Life with children is a kaleidoscope; colourful and changeable in equal measure. There are blissful moments, snapshots of our expectations as parents. A Sunday morning cuddle in bed with both kids, both cats and nobody fighting. A walk through the woods, kicking up the Autumn leaves and collecting conkers to be preserved in a jar as a physical reminder of a magical afternoon. A peaceful hour as my children play happily together while I claw back some time to put the house in order or catch up on laundry. In these moments, we could be a family from a photograph in a magazine. In these moments, we are the family I always imagined I would have.

Our autumn adventures

Then there are the other moments, far less blissful and, currently, much more numerous. My kids rolling around on the floor, beating the shit out of each other as my attempts to referee fall on deaf ears. An epic tantrum in the middle of Sainsbury’s over who gets to carry the receipt back to the car. The flooded bathroom floor. Again. These moments often happen all in the same day and leave me exhausted and wondering if I’m really cut out for this whole motherhood thing. But these moments are also totally eclipsed by the love I feel for and joy I find in my children.

The truth is that I probably recite my mantra at least a few times a day, every single day. Sometimes it is not easy. Sometimes as I close their bedroom doors at the end of a long day, I breathe a sigh of relief. Sometimes I just wish they would stop fucking winding each other up all the time.

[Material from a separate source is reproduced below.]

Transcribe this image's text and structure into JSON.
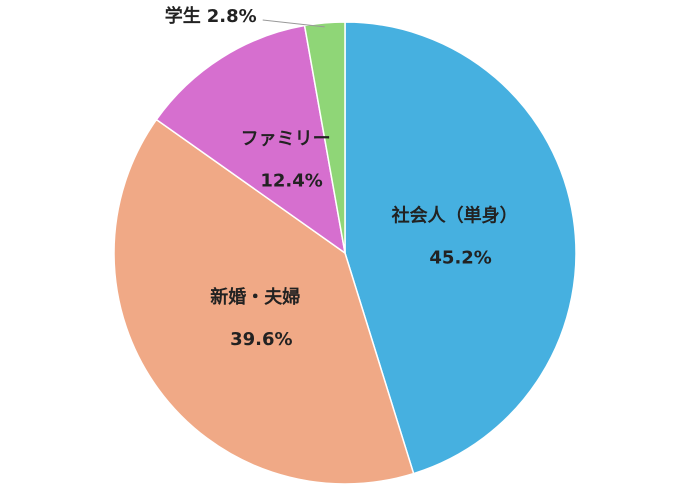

But they are still so little. Their emotions and ability to handle life’s complications are still developing. For them right now, being given something different for breakfast than what they were expecting is a big deal. For them, it’s not unreasonable to throw a blistering wobbly because they got Rice Crispies when they blatantly asked for Coco Pops.

This is life with young children.

There will be bad days.

It will get – and is getting – better.